High Time for High Tea
Linda has just returned from Singapore, where one of her highlights was High Tea at Raffles. She writes this postcard whilst walking the white marble walkways past rooms with signs that read ‘Tiffin’, ‘Long Bar’ and ‘East Indie’ with her pith hat and rifle.
On arrival at Raffles – Singapore’s landmark colonial hotel – I spot my favourite flower, the white tropical frangipani, Plumeria obtusa with its classical reflexed petals and paddle shaped leaves. Raffles is surrounded by ancient frangipani trees that hug the white façade and perfume the air, immediately transporting me into the seductive world of a bygone era. If only I could grow this species in my Sydney garden, my life would be complete, but unfortunately it’s too cold. I dip my head to the Indian porter and continue.
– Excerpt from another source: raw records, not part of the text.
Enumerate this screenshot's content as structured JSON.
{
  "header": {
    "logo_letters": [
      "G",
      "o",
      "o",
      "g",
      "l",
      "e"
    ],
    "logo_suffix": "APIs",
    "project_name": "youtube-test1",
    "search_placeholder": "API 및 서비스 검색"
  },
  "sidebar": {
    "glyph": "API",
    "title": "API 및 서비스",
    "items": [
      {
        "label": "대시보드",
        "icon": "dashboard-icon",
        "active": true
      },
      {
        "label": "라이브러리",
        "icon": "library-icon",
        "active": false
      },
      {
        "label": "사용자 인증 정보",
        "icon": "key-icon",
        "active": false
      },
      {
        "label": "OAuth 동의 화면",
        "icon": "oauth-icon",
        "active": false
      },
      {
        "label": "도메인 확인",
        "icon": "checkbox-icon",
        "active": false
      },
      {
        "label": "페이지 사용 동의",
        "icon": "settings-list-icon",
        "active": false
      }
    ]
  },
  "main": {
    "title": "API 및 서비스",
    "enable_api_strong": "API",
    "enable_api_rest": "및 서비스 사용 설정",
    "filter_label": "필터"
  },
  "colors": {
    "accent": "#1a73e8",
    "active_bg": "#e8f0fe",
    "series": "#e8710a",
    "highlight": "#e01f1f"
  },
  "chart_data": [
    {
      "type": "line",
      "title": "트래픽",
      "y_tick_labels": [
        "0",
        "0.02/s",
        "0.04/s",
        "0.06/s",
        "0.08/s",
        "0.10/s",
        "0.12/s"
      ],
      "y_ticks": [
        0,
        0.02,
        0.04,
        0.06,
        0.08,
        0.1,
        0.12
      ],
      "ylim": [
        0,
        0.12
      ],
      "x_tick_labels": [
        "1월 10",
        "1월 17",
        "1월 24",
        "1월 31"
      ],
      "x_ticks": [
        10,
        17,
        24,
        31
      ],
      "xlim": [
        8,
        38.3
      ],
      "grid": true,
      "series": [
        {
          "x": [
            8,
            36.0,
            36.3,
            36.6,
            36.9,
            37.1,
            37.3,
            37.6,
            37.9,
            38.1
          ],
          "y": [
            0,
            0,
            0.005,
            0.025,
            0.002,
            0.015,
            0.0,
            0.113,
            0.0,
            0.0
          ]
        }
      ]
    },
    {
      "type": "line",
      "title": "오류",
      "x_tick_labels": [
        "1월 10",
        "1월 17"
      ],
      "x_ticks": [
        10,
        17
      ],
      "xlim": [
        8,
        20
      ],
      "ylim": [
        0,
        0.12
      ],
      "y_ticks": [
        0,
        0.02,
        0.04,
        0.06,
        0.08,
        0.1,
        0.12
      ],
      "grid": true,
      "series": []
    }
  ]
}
Did you know that gardens make up a quarter of the land of Raffles? I didn’t. Raffles is the green heart in the middle of modern Singapore. An oasis of colonial style, but also a destination for sugary treats, red gingers, moth orchids and the wafting smells of ginger dumplings.
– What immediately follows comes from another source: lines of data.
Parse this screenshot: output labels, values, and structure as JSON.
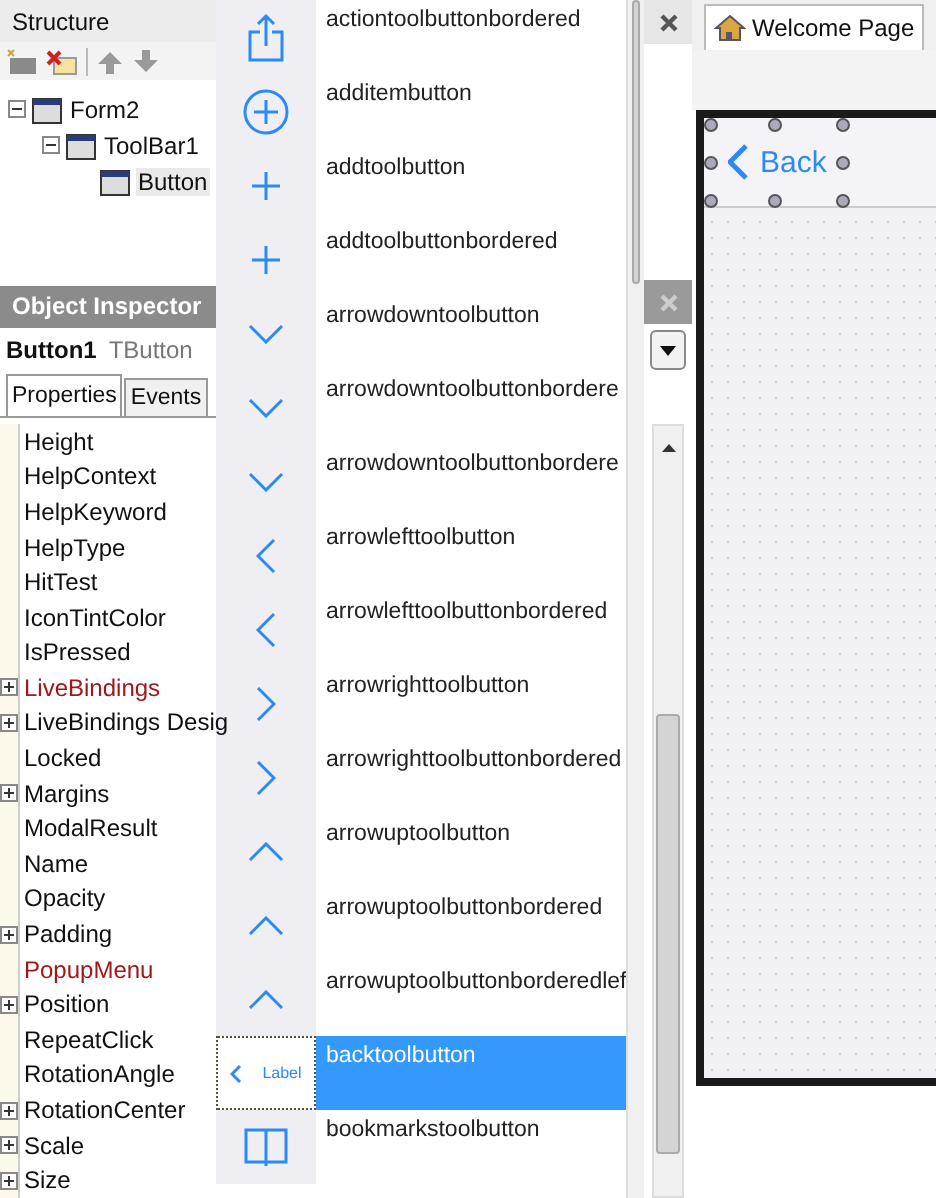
{
  "structure": {
    "title": "Structure",
    "tree": [
      {
        "label": "Form2",
        "expanded": true,
        "children": [
          {
            "label": "ToolBar1",
            "expanded": true,
            "children": [
              {
                "label": "Button",
                "selected": true
              }
            ]
          }
        ]
      }
    ]
  },
  "object_inspector": {
    "title": "Object Inspector",
    "component_name": "Button1",
    "component_type": "TButton",
    "tabs": [
      {
        "label": "Properties",
        "selected": true
      },
      {
        "label": "Events",
        "selected": false
      }
    ],
    "properties": [
      {
        "name": "Height",
        "expandable": false,
        "linked": false
      },
      {
        "name": "HelpContext",
        "expandable": false,
        "linked": false
      },
      {
        "name": "HelpKeyword",
        "expandable": false,
        "linked": false
      },
      {
        "name": "HelpType",
        "expandable": false,
        "linked": false
      },
      {
        "name": "HitTest",
        "expandable": false,
        "linked": false
      },
      {
        "name": "IconTintColor",
        "expandable": false,
        "linked": false
      },
      {
        "name": "IsPressed",
        "expandable": false,
        "linked": false
      },
      {
        "name": "LiveBindings",
        "expandable": true,
        "linked": true
      },
      {
        "name": "LiveBindings Desig",
        "expandable": true,
        "linked": false
      },
      {
        "name": "Locked",
        "expandable": false,
        "linked": false
      },
      {
        "name": "Margins",
        "expandable": true,
        "linked": false
      },
      {
        "name": "ModalResult",
        "expandable": false,
        "linked": false
      },
      {
        "name": "Name",
        "expandable": false,
        "linked": false
      },
      {
        "name": "Opacity",
        "expandable": false,
        "linked": false
      },
      {
        "name": "Padding",
        "expandable": true,
        "linked": false
      },
      {
        "name": "PopupMenu",
        "expandable": false,
        "linked": true
      },
      {
        "name": "Position",
        "expandable": true,
        "linked": false
      },
      {
        "name": "RepeatClick",
        "expandable": false,
        "linked": false
      },
      {
        "name": "RotationAngle",
        "expandable": false,
        "linked": false
      },
      {
        "name": "RotationCenter",
        "expandable": true,
        "linked": false
      },
      {
        "name": "Scale",
        "expandable": true,
        "linked": false
      },
      {
        "name": "Size",
        "expandable": true,
        "linked": false
      }
    ]
  },
  "style_lookup": [
    {
      "label": "actiontoolbuttonbordered",
      "kind": "share",
      "selected": false
    },
    {
      "label": "additembutton",
      "kind": "add-circle",
      "selected": false
    },
    {
      "label": "addtoolbutton",
      "kind": "plus",
      "selected": false
    },
    {
      "label": "addtoolbuttonbordered",
      "kind": "plus",
      "selected": false
    },
    {
      "label": "arrowdowntoolbutton",
      "kind": "down",
      "selected": false
    },
    {
      "label": "arrowdowntoolbuttonbordere",
      "kind": "down",
      "selected": false
    },
    {
      "label": "arrowdowntoolbuttonbordere",
      "kind": "down",
      "selected": false
    },
    {
      "label": "arrowlefttoolbutton",
      "kind": "left",
      "selected": false
    },
    {
      "label": "arrowlefttoolbuttonbordered",
      "kind": "left",
      "selected": false
    },
    {
      "label": "arrowrighttoolbutton",
      "kind": "right",
      "selected": false
    },
    {
      "label": "arrowrighttoolbuttonbordered",
      "kind": "right",
      "selected": false
    },
    {
      "label": "arrowuptoolbutton",
      "kind": "up",
      "selected": false
    },
    {
      "label": "arrowuptoolbuttonbordered",
      "kind": "up",
      "selected": false
    },
    {
      "label": "arrowuptoolbuttonborderedlef",
      "kind": "up",
      "selected": false
    },
    {
      "label": "backtoolbutton",
      "kind": "back",
      "preview_label": "Label",
      "selected": true
    },
    {
      "label": "bookmarkstoolbutton",
      "kind": "book",
      "selected": false
    }
  ],
  "editor": {
    "tab": "Welcome Page",
    "button": "Back"
  }
}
It’s off to explore the gardens. I adored the Palm Garden where an elaborate fountain takes pride of place; its melodious tinkle of cascading water soothing. Made in Glasgow, Scotland, it was first located at the Telok Ayer market and later, in front of the Orchard Road market. The fountain was then moved to the Grand Hotel in Katong in 1930, and was subsequently stored in the garden of a Singapore family, who donated it to Raffles.
When strolling through the grounds, make sure you look out for the Travellers Palm. This iconic tree, as tales will tell, has been known to save the lives of those in search of water; its fan-shaped foliage providing welcome shade. The leaves are also said to be aligned on an East-West axis, orientating travellers should they ever be lost.
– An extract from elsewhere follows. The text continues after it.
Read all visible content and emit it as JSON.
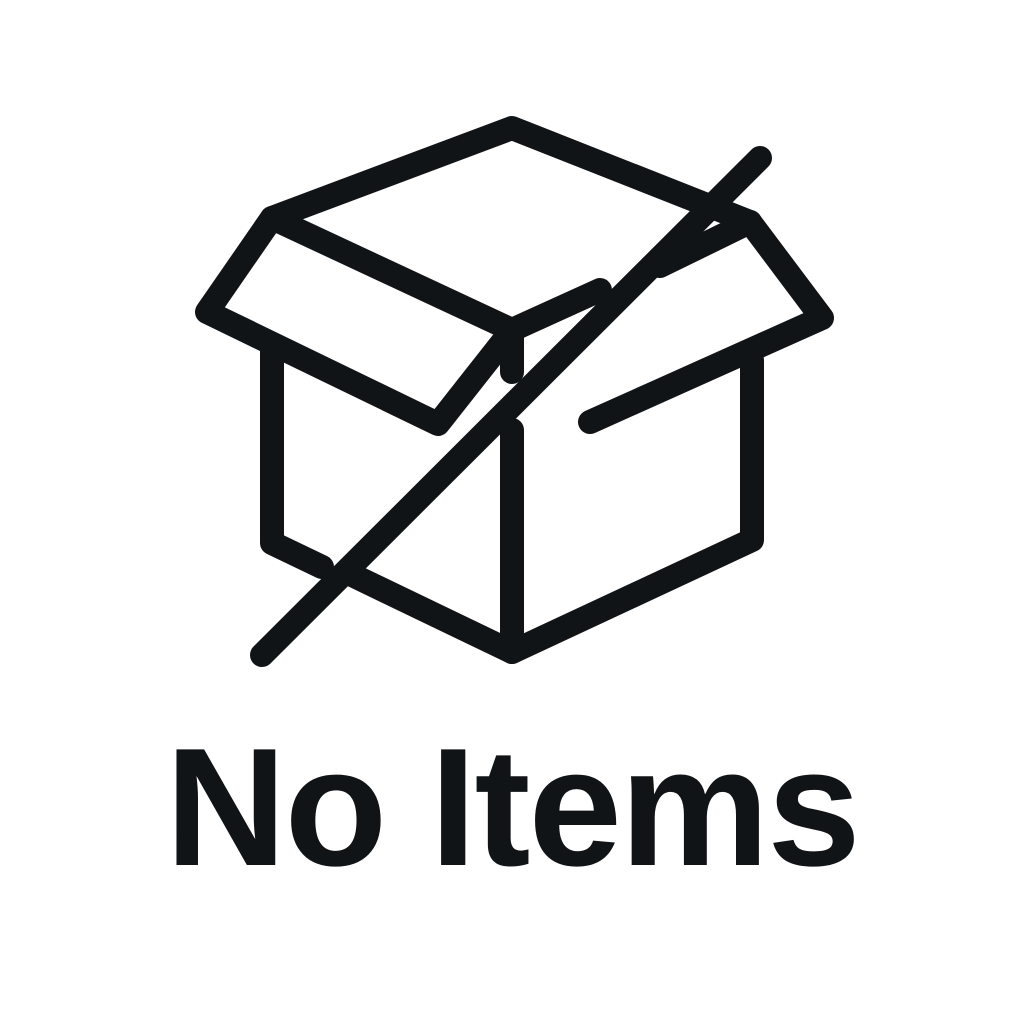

White marble terraces and pretty balustrades look down to cool green courtyards with finely cut leafed Raphis palms, hanging crabs claws and red gingers. Pretty black framed windows. Babble of birdlife. Pleated green circles of palm fronds.
Inside is even more charming, with the beautifully lit foyer and tropical flowers.
We head towards the soothing tones of harp scales. We gravitate towards the tinkling of silver cutlery and marvel our reflections in mirrored silver teapots. High tea is delicious and full of tropical flavours like mango and ginger with attentive servants and never-ending pots of tea.
One of the reasons why Sir Stamford Raffles, the founder of Singapore, chose Singapore Island for the East India Company’s great new entrepôt between India and China was that it had once, 600 years before, been the great Lion City of the Malaysian civilisation. When he took it over (by treaty) it had declined to just a few fishing villages; so he was hardly a going concern. Within three years it had 10,000 inhabitants. Today it has 5 million. It’s a beautiful place for a holiday.
Some of us seek out the Long Bar. It’s a long walk, but we need hydration. We trip over piles of peanut shells on the floor, and we order a Singapore Sling.